El edificio, por fuera, no era gran cosa. Tan sólo un bloque más de Soria, de un cemento color salmón. Discreto, tirando a feo. Su entrada era como todas. Una pesada puerta de hierro negro. El telefonillo, con todas las etiquetas en blanco menos una, estaba lleno de pegatinas que anunciaban descuentos en cerrajería, y poco más. El lugar era lo suficientemente normal como para no sospechar jamás lo que había en su interior: un inmenso y sofisticado laboratorio secreto, artífice de un invento revolucionario. El portal, por dentro, era como todos, también. Un gran cuadro sobre una escena de caza, descolorido, presidía el recibidor. A la izquierda, estaba la garita del portero de aquella comunidad fantasma. Este pequeño recoveco estaba iluminado, tan sólo, por un flexo de vidrio verde que arrojaba una luz tenue y anaranjada. Suficiente para intentar resolver el crucigrama del periódico. También había un transistor, siempre encendido, que sólo emitía radionovelas. Otro misterio, de tantos, en este lugar. En la parte derecha del hall había dos puertas. La más grande y llamativa era de metal. Gris brillante. Era tal su presencia que, con un vistazo, se entendía que ese era el acceso al laboratorio. Para poder abrirla era indispensable pasar el control de retina y de huella dactilar. El arquitecto del lugar, de Pedrajas, era un fan confeso de las películas de James Bond. «Me hacía ilusión ponerlo», comentó un día echando la partida.  La otra puerta era de madera, con un cristal color Duralex en el centro. Daba acceso a las escaleras del edificio y, por tanto y contra todo pronóstico, también al laboratorio, ubicado en la planta baja. Allí, en el sótano, había una inmensa y alargada nave industrial. A los lados, había diferentes mesas y armarios acorazados y rematados en chapa. Al fondo, una gran vitrina aguardaba el mejor invento jamás desarrollado en estas instalaciones. Un artilugio revolucionario, capaz de medrar en los sentimientos más profundos de cualquier soriano. Capaz de darnos calor a los que pasamos el invierno en el 'exilio' y de ofrecernos compañía en los momentos de inmensa soledad en las, también, inmensas ciudades a las que nos vemos obligados a mudarnos tantos y tantos. 

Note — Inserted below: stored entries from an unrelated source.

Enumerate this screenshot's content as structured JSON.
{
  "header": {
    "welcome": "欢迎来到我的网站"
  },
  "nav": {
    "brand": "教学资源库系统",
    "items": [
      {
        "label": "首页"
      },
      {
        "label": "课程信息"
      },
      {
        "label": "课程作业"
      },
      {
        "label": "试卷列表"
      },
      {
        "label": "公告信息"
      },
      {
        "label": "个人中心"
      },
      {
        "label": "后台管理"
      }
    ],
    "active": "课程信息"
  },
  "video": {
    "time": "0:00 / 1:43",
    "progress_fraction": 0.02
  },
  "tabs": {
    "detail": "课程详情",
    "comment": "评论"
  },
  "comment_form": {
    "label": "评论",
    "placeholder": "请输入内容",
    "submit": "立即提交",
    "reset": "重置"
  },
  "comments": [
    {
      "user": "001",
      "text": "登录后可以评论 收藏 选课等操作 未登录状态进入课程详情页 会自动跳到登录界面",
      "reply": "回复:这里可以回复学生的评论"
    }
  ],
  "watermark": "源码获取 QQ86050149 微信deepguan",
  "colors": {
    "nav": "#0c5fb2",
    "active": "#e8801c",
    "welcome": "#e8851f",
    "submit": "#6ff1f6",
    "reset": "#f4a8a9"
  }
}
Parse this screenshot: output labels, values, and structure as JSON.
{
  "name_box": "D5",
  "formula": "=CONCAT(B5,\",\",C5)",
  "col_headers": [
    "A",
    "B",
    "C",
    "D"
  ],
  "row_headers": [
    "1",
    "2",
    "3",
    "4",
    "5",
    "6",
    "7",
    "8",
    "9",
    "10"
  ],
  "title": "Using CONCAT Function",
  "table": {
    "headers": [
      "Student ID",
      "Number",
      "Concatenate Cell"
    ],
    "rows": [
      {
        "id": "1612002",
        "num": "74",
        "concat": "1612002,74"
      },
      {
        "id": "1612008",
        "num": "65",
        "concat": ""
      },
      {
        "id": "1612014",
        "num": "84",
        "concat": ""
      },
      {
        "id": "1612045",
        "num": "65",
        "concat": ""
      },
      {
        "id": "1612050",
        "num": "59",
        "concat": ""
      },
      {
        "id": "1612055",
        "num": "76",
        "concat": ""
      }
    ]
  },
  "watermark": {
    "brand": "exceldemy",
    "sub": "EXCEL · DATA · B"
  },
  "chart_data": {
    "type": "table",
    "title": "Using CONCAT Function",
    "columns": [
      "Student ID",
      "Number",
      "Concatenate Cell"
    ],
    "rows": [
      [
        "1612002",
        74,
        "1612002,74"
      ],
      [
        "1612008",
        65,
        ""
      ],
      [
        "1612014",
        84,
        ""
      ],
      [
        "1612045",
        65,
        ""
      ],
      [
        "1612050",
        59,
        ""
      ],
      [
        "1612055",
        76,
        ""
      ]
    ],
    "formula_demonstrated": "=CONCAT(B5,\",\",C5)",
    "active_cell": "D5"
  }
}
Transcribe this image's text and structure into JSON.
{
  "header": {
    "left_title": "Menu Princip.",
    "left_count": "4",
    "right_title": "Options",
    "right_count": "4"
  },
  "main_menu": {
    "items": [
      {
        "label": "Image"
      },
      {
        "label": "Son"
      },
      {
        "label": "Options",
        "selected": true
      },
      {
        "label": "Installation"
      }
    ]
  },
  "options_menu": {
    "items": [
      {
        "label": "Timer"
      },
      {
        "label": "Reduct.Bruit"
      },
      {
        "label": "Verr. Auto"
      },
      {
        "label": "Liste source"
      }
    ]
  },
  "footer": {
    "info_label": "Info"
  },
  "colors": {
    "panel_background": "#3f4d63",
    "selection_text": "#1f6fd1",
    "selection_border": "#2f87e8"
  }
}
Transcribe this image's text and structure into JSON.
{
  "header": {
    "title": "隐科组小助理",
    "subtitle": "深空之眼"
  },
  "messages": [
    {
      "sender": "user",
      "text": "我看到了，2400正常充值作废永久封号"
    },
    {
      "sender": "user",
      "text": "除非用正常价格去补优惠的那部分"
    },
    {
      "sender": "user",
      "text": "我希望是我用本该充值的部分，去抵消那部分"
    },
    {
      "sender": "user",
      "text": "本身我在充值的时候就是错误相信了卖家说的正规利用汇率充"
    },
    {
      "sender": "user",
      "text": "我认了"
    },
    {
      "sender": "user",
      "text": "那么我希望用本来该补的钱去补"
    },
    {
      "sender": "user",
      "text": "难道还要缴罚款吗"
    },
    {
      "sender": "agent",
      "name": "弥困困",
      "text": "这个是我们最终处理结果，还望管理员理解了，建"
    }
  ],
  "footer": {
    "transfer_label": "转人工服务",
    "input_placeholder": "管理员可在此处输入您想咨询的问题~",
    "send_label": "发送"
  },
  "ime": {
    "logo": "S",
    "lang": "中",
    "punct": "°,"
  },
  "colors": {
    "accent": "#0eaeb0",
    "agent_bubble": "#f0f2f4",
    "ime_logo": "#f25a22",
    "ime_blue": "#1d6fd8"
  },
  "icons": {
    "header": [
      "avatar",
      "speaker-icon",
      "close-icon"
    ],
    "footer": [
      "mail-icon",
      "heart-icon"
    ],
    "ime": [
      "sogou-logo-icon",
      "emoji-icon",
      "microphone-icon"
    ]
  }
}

Este elemento, aún vigente, consigue teletransportarnos a los de Soria, estemos donde estemos, hasta nuestra casa de una forma inmediata. Por ejemplo. Quedan pocos días para Navidad. Ves este invento paseando por Zaragoza y ¡pam! Ya casi estás en Valonsadero. Vuelves cansado del trabajo, sales de la batalla que supone el metro de Madrid, ves este artilugio antes de llegar a tu piso de alquiler y viajas de golpe hasta San Saturio. La herramienta es incontestable. Es tal su efectividad que puede arreglar, incluso, las vacaciones de un soriano en la playa. Ese tipo del Calaverón, agobiado por la humedad y molesto por el calor, ve como este invento hace aparición a 600 kilómetros de la Dehesa y todo se le vuelve realmente emotivo. «Mira. Mira ese coche. Lleva la pegatina del caballito. ¡Aquí hay alguien más de Soria!».